Burkina Faso, yang pernah menjadi wilayah kantong tenang di kawasan Sahel, terkena dampak kekerasan yang menyebar dari negara-negara tetangganya, termasuk semacam serangan etnis yang mengacaukan Mali dalam beberapa tahun belakangan. Petak besar di utara negara tersebut kini berada di luar kendali hingga meningkatkan tekanan bagi Presiden Roch Kabore.

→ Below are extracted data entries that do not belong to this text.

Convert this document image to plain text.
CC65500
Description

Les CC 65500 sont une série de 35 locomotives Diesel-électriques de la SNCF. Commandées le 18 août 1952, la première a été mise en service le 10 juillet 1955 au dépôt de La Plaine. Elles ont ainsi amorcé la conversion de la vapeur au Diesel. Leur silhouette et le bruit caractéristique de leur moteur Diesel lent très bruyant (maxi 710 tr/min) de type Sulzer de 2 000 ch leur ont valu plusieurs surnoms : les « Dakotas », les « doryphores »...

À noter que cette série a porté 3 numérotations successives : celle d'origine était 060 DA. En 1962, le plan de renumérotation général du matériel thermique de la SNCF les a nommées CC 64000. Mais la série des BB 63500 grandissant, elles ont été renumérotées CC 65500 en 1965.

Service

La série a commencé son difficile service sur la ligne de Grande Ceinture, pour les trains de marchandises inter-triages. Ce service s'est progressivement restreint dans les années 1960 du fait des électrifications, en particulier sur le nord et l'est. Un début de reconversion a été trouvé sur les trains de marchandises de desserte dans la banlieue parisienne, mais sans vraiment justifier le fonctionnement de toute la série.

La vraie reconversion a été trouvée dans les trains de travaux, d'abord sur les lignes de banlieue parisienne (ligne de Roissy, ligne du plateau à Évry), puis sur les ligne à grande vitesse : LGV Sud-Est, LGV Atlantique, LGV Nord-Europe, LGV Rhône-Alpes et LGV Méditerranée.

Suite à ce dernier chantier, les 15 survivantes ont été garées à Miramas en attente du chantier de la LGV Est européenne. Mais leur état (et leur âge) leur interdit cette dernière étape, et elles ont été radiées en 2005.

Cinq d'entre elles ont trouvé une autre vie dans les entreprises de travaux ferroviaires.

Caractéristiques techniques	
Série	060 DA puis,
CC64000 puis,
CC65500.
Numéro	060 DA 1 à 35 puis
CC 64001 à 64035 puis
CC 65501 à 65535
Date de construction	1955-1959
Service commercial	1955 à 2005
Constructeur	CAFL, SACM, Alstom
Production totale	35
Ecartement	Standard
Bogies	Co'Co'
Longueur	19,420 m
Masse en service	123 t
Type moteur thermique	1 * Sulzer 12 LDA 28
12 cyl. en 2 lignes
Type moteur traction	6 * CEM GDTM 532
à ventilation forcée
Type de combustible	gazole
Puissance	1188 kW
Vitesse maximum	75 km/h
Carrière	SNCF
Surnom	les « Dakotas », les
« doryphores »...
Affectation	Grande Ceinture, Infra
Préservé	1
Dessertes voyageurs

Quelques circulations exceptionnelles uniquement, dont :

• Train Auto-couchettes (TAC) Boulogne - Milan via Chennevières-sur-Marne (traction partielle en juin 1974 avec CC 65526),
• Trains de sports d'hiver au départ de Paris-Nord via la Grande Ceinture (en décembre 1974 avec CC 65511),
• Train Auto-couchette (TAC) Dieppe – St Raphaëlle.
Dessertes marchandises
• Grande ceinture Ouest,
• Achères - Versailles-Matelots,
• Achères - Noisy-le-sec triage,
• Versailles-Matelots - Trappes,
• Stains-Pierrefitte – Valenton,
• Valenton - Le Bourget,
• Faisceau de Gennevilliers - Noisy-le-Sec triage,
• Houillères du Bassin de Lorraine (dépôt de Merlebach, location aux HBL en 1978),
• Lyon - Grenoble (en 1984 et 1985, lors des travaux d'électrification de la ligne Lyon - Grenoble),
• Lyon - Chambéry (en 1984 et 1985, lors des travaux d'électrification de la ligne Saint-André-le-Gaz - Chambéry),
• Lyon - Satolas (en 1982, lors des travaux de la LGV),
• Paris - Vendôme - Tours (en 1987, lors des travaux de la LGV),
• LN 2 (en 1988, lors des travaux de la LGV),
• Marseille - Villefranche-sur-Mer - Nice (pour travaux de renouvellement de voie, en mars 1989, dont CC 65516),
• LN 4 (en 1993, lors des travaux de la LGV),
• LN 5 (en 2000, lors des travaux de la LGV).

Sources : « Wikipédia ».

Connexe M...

Partai oposisi utama Burkina Faso, Union for Progress and Change (UPC), mendesak pemerintah mundur. UPC menuduh pemerintah gagal melawan banyak ancaman garis keras, yang telah menewaskan ratusan warga sipil dan menyebabkan lebih dari 150 ribu orang mengungsikan diri.
"Ini adalah tim yang kewalahan akibat peristiwa yang silih berganti, yang saat ini sedang bersedekap, menunggu bagaimana nasib akan mengatur mereka dan warga Burkina," menurut pernyataan UPC.